We want people to be proud, passionate and to show their love of the game, but all we are asking is that you do it in the right way.
And the good news is that the vast majority of those involved in our game do so in a positive way with Cumberland FA statistics, from this season, suggesting that 94% of the games went without any incident.
So, there is clearly just a small, but increasing, number of people who appear to have lost sight of these fundamental principles of football and what is and what is not acceptable in terms of behaviour.
Let us make it clear to those people that your actions determine the enjoyment of the players, spectators, and officials around you. Every shout, argument, unpleasant comment, confrontation, threat, or violent act, can and will impact the experience of every other individual who loves the game and is therefore unacceptable
We know that there will be, on occasions, poor practice from opponents. However, this is not within your control, and is not a reason for mirroring actions, as two wrongs don’t make a right.
Instead, if you are ever aggrieved then, after the game, you can report your concerns to your club, via your Coach or Club Welfare Officer, or to The County FA or your respective league to allow them to investigate and take any necessary action.
Similarly, there will be times when referees get it wrong, or make a decision that you believe incorrect and goes against you or your team. We can assure you that, whilst you may not always agree with their decisions, match officials, whether qualified or volunteering, are not your opposition. They are doing it to because they enjoy it, or if volunteering, to ensure that the game goes ahead and so if they do not have a positive experience they will not continue.

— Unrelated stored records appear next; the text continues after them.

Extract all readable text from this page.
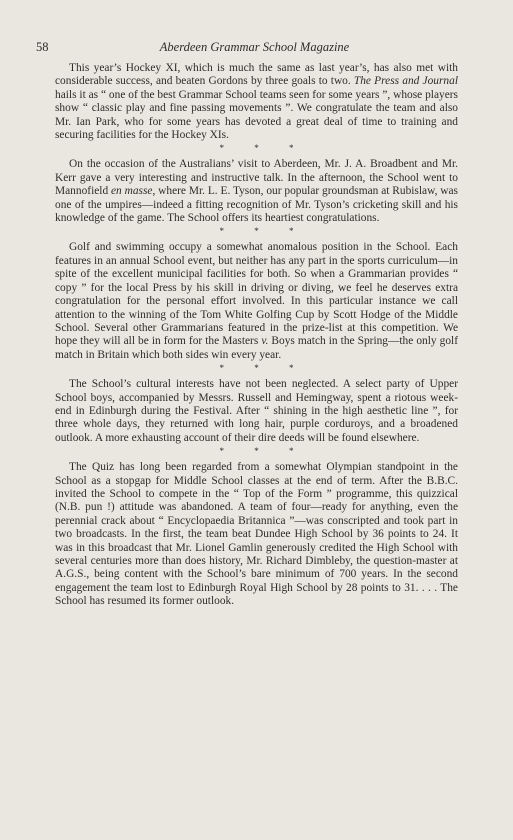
58	Aberdeen Grammar School Magazine

This year’s Hockey XI, which is much the same as last year’s, has also met with considerable success, and beaten Gordons by three goals to two. The Press and Journal hails it as “ one of the best Grammar School teams seen for some years ”, whose players show “ classic play and fine passing movements ”. We congratulate the team and also Mr. Ian Park, who for some years has devoted a great deal of time to training and securing facilities for the Hockey XIs.

* * *

On the occasion of the Australians’ visit to Aberdeen, Mr. J. A. Broadbent and Mr. Kerr gave a very interesting and instructive talk. In the afternoon, the School went to Mannofield en masse, where Mr. L. E. Tyson, our popular groundsman at Rubislaw, was one of the umpires—indeed a fitting recognition of Mr. Tyson’s cricketing skill and his knowledge of the game. The School offers its heartiest congratulations.

* * *

Golf and swimming occupy a somewhat anomalous position in the School. Each features in an annual School event, but neither has any part in the sports curriculum—in spite of the excellent municipal facilities for both. So when a Grammarian provides “ copy ” for the local Press by his skill in driving or diving, we feel he deserves extra congratulation for the personal effort involved. In this particular instance we call attention to the winning of the Tom White Golfing Cup by Scott Hodge of the Middle School. Several other Grammarians featured in the prize-list at this competition. We hope they will all be in form for the Masters v. Boys match in the Spring—the only golf match in Britain which both sides win every year.

* * *

The School’s cultural interests have not been neglected. A select party of Upper School boys, accompanied by Messrs. Russell and Hemingway, spent a riotous week-end in Edinburgh during the Festival. After “ shining in the high aesthetic line ”, for three whole days, they returned with long hair, purple corduroys, and a broadened outlook. A more exhausting account of their dire deeds will be found elsewhere.

* * *

The Quiz has long been regarded from a somewhat Olympian standpoint in the School as a stopgap for Middle School classes at the end of term. After the B.B.C. invited the School to compete in the “ Top of the Form ” programme, this quizzical (N.B. pun !) attitude was abandoned. A team of four—ready for anything, even the perennial crack about “ Encyclopaedia Britannica ”—was conscripted and took part in two broadcasts. In the first, the team beat Dundee High School by 36 points to 24. It was in this broadcast that Mr. Lionel Gamlin generously credited the High School with several centuries more than does history, Mr. Richard Dimbleby, the question-master at A.G.S., being content with the School’s bare minimum of 700 years. In the second engagement the team lost to Edinburgh Royal High School by 28 points to 31. . . . The School has resumed its former outlook.
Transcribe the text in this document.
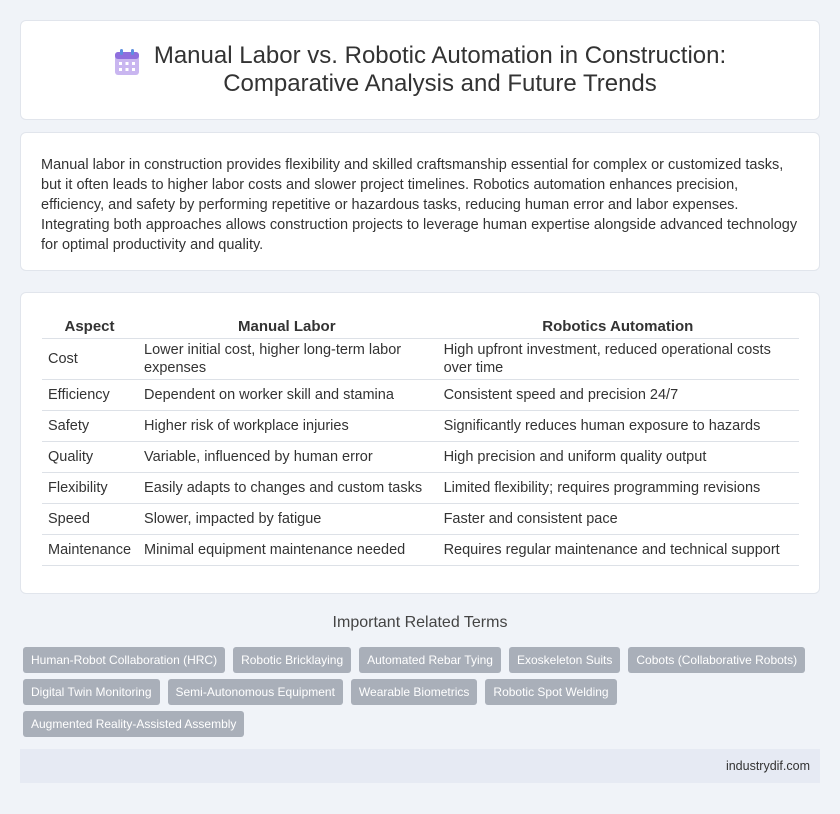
Manual Labor vs. Robotic Automation in Construction:
Comparative Analysis and Future Trends

Manual labor in construction provides flexibility and skilled craftsmanship essential for complex or customized tasks, but it often leads to higher labor costs and slower project timelines. Robotics automation enhances precision, efficiency, and safety by performing repetitive or hazardous tasks, reducing human error and labor expenses. Integrating both approaches allows construction projects to leverage human expertise alongside advanced technology for optimal productivity and quality.

Aspect	Manual Labor	Robotics Automation
Cost	Lower initial cost, higher long-term labor expenses	High upfront investment, reduced operational costs over time
Efficiency	Dependent on worker skill and stamina	Consistent speed and precision 24/7
Safety	Higher risk of workplace injuries	Significantly reduces human exposure to hazards
Quality	Variable, influenced by human error	High precision and uniform quality output
Flexibility	Easily adapts to changes and custom tasks	Limited flexibility; requires programming revisions
Speed	Slower, impacted by fatigue	Faster and consistent pace
Maintenance	Minimal equipment maintenance needed	Requires regular maintenance and technical support
Important Related Terms
Human-Robot Collaboration (HRC)	Robotic Bricklaying	Automated Rebar Tying	Exoskeleton Suits	Cobots (Collaborative Robots)
Digital Twin Monitoring	Semi-Autonomous Equipment	Wearable Biometrics	Robotic Spot Welding
Augmented Reality-Assisted Assembly
industrydif.com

Likewise, the league and club officials who spend many hours organising your games and the club coaches who arrive before and leave after you are all volunteers, who are not paid for what they do. This means that if they feel that their efforts are not appreciated, or they have a bad experience that they are also likely to walk away from the league, club, or the game all together.
Referees and volunteers are the foundation of the grassroots game, so it should go without saying that any loss of a volunteer will have a direct consequence on your ability to be involved in a match, as without them the game simply does not exist.
So, we urge everyone to reflect upon and manage their own behaviour to be more considerate, more responsible, and more respectful to everyone.
In doing so, you will play your part in protecting those playing a game you care so much about.
I know that you care because I am one of you, an ex-grassroots player, a coach, a parent, a football supporter, and because you are also like me and I, channelling my inner Patrice Evra...
“I Love This Game”.
On behalf of Cumberland FA, we wish all the best to all involved for the 2023-24 season.